Roku Developer Program

Developers and content creators—a complete solution for growing an audience directly.
cancel
Showing results for 
Search instead for 
Did you mean: 
philotas
Level 7

Re: ifString.GetEntityDecode() ?

"EnTerr" wrote:
The strings already have getEntityEncode() method. The opposite is a one-liner: 
PRINT (myStringExpression).replace("&quot;", """").replace("&apos;", "'").replace("&lt;", "<").replace("&gt;", ">').replace("&amp;", "&")


Correct. This is what I want to do, but without having to create this one-liner by hand for all entities out there, since there are more than the one in your example.
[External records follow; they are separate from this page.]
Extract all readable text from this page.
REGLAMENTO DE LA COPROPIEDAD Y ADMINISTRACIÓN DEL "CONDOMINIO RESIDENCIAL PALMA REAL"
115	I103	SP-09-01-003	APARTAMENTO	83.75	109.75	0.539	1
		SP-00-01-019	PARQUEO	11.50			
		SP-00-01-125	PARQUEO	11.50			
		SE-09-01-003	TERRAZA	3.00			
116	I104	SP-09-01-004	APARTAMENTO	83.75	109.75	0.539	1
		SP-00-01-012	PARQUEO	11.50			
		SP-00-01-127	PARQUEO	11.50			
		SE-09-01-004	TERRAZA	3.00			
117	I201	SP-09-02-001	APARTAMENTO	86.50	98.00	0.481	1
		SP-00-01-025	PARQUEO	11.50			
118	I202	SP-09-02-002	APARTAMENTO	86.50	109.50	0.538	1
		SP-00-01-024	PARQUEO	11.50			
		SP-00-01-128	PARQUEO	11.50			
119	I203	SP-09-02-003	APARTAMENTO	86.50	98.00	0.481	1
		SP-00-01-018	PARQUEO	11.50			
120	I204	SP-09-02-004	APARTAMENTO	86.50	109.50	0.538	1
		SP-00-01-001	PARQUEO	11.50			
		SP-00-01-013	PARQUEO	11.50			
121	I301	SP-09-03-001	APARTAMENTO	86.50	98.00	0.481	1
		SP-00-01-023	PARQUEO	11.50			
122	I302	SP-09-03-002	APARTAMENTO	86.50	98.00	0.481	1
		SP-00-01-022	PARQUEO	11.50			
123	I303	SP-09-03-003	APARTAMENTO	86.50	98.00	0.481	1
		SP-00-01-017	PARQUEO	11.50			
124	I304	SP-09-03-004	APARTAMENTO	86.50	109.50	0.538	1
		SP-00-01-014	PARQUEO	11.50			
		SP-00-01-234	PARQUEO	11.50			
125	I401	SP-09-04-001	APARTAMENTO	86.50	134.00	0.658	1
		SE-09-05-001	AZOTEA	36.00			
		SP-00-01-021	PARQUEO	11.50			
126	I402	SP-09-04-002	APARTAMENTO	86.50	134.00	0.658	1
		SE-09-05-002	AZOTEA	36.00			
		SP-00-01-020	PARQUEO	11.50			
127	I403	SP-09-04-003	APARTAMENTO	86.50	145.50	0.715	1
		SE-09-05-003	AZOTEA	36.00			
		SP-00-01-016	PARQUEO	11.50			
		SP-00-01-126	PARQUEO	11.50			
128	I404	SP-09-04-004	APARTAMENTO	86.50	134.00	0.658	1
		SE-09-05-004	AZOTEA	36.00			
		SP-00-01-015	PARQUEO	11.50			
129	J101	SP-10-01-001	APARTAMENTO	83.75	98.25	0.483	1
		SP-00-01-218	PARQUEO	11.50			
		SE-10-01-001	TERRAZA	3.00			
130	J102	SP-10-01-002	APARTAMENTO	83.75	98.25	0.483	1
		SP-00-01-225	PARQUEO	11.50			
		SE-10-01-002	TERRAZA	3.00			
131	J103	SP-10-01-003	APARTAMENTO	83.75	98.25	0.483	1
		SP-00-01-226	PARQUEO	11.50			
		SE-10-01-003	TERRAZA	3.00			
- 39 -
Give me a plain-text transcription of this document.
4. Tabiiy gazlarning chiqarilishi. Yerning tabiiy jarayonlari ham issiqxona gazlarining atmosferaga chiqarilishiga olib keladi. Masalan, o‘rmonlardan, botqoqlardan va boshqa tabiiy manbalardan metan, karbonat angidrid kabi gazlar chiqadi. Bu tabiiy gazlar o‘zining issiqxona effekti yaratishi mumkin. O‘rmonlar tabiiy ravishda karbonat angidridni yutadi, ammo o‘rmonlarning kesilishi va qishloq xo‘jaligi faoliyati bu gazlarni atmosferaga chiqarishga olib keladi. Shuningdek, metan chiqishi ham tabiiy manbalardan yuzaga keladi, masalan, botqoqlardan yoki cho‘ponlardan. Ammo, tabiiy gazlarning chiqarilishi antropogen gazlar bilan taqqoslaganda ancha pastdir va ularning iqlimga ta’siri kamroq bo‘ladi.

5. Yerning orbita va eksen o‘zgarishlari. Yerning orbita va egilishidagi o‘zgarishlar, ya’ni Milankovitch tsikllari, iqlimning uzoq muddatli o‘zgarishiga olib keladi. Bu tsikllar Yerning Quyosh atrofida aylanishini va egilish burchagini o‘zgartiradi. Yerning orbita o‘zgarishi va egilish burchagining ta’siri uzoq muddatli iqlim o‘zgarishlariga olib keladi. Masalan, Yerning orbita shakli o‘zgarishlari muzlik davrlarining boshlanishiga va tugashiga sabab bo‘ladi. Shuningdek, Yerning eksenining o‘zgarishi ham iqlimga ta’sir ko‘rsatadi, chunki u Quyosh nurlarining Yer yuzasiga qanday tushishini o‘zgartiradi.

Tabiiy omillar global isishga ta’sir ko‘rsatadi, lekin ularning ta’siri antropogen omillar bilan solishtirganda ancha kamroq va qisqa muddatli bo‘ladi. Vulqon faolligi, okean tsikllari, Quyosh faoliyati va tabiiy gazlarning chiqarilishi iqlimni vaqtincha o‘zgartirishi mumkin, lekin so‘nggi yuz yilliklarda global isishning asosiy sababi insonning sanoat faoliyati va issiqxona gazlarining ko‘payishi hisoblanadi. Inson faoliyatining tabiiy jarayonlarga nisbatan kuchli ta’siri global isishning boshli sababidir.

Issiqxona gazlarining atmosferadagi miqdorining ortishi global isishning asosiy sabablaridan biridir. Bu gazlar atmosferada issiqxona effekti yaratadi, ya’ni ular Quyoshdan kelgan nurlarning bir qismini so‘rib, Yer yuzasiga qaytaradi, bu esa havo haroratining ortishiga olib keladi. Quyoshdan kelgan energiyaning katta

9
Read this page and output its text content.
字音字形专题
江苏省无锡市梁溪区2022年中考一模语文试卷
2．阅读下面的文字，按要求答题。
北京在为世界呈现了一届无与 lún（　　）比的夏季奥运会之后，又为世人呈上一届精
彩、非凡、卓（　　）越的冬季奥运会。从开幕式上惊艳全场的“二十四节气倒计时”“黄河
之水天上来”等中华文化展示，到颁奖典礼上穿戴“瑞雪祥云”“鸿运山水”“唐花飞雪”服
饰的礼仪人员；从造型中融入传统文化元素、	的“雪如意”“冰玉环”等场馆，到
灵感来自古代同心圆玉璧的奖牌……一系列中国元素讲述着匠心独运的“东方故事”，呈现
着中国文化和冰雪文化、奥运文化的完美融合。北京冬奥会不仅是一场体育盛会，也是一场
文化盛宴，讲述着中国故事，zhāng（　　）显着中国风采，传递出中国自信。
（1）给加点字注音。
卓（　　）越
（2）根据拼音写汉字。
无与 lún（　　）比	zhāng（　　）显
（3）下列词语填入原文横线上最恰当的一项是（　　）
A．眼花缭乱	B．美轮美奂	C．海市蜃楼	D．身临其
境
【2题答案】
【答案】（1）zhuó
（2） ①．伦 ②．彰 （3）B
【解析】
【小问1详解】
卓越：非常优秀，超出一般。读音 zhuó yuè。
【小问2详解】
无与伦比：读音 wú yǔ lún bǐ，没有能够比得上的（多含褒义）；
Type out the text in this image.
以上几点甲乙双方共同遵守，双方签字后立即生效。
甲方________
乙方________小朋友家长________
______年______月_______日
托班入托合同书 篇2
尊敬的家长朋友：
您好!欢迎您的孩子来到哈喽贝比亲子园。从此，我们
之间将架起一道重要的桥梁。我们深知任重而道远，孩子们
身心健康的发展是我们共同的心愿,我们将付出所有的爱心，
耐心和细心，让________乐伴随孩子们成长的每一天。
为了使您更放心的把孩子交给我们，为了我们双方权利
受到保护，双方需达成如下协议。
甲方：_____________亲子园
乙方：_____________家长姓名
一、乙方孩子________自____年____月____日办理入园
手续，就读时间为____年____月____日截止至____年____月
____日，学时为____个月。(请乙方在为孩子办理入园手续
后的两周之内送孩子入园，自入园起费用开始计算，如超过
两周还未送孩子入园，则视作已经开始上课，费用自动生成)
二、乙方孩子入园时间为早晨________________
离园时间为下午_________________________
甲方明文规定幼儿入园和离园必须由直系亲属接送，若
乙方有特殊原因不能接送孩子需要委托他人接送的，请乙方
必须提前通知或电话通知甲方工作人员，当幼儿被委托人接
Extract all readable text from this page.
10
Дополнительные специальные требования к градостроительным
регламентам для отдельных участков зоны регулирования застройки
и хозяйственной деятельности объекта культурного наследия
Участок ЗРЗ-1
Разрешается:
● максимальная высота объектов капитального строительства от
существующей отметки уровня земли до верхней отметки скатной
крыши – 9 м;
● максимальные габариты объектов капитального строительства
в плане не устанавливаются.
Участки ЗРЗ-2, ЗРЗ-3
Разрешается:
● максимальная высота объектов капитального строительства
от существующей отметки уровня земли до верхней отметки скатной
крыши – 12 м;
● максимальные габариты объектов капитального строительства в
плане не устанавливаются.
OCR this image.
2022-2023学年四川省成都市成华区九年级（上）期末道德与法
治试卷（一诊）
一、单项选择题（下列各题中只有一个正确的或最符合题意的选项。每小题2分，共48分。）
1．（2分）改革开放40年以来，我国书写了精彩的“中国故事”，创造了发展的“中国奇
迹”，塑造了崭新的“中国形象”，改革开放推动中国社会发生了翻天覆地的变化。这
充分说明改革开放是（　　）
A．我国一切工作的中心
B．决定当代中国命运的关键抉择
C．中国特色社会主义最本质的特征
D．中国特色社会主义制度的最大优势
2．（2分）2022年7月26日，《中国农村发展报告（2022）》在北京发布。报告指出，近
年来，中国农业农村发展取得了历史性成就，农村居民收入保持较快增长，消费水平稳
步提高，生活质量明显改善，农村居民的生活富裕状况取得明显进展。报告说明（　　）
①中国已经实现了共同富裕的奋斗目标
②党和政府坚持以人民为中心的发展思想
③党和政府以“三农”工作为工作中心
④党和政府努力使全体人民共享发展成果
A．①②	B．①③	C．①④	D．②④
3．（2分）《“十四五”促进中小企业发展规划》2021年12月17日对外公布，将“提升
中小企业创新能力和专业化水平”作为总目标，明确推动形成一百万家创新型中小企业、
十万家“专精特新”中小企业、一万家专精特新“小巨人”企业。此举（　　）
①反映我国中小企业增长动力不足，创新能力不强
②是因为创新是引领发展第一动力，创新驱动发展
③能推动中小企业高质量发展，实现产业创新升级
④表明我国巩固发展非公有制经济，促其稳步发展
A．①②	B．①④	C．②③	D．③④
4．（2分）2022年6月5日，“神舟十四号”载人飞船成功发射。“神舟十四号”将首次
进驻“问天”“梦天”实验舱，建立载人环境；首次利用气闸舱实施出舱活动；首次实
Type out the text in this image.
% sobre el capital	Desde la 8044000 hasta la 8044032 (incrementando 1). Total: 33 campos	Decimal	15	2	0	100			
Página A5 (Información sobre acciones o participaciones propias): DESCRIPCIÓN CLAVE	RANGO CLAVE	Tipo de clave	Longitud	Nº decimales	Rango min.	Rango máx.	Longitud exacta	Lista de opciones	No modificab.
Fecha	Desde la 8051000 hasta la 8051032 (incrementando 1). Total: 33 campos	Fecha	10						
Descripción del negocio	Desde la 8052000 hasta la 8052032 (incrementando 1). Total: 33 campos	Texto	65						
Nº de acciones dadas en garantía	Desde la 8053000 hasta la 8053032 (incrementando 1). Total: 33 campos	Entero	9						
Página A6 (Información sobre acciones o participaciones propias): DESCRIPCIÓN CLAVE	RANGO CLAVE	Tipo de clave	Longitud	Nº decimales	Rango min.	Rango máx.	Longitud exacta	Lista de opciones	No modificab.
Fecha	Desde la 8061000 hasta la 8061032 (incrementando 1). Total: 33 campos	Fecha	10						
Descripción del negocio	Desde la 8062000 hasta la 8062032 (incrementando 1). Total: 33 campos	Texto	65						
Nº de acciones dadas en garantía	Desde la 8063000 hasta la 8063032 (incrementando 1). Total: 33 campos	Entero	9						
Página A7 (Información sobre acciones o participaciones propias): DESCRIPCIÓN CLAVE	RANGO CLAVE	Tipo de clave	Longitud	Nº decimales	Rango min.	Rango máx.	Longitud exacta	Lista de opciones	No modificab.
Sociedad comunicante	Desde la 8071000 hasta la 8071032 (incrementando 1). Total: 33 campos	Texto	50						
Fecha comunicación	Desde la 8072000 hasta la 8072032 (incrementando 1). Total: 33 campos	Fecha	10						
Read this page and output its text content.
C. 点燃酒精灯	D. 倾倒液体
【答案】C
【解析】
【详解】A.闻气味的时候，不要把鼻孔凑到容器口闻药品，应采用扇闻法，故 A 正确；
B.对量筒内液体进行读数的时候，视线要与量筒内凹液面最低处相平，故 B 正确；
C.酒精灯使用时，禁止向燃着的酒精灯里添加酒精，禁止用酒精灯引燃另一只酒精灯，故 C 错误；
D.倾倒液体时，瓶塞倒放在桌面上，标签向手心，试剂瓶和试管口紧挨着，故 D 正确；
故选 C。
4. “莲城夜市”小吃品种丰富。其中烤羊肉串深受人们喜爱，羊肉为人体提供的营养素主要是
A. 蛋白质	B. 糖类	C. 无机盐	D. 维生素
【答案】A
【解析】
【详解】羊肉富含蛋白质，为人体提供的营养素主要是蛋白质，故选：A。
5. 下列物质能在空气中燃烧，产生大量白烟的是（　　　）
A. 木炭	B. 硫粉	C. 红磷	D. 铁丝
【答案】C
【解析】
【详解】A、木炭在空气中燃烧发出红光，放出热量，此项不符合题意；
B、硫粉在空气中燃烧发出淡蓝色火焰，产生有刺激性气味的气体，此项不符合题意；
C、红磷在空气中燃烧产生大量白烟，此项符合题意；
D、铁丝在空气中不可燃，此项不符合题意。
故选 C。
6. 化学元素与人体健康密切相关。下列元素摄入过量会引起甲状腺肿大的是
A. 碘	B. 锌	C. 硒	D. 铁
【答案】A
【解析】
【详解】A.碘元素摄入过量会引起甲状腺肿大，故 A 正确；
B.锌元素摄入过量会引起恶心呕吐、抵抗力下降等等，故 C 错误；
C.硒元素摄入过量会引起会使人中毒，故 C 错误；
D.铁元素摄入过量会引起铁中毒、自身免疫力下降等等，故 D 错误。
Update: I found that the above mentioned XmlDecode Function indeed work but it a quick test I did showed, that it does not work with entity names:
For example &#8364; works but &euro; does not
0 Kudos
EnTerr
Level 9

Re: ifString.GetEntityDecode() ?

"philotas" wrote:
Update: I found that the above mentioned XmlDecode Function indeed work but it a quick test I did showed, that it does not work with entity names: For example &#8364; works but &euro; does not

That must be because XML has only 5 predefined char entites - where HTML has couple of hundreds of them.

Again - can you explain your use case?
How and why are you getting text encoded as HTML?
Why not receiving data in JSON or XML (or plain-old text in UTF8 for that matter).
I could sketch you a function to tackle that, were i persuaded it's necessary.
0 Kudos
philotas
Level 7

Re: ifString.GetEntityDecode() ?

I receive (simple) HTML formatted text from a server via JSON and want to display it in  Label.
I strip out some tags, but there could be some HTML Entities which I want to convert.
0 Kudos
EnTerr
Level 9

Re: ifString.GetEntityDecode() ?

"philotas" wrote:
I receive (simple) HTML formatted text from a server via JSON and want to display it in  Label.
I strip out some tags, but there could be some HTML Entities which I want to convert.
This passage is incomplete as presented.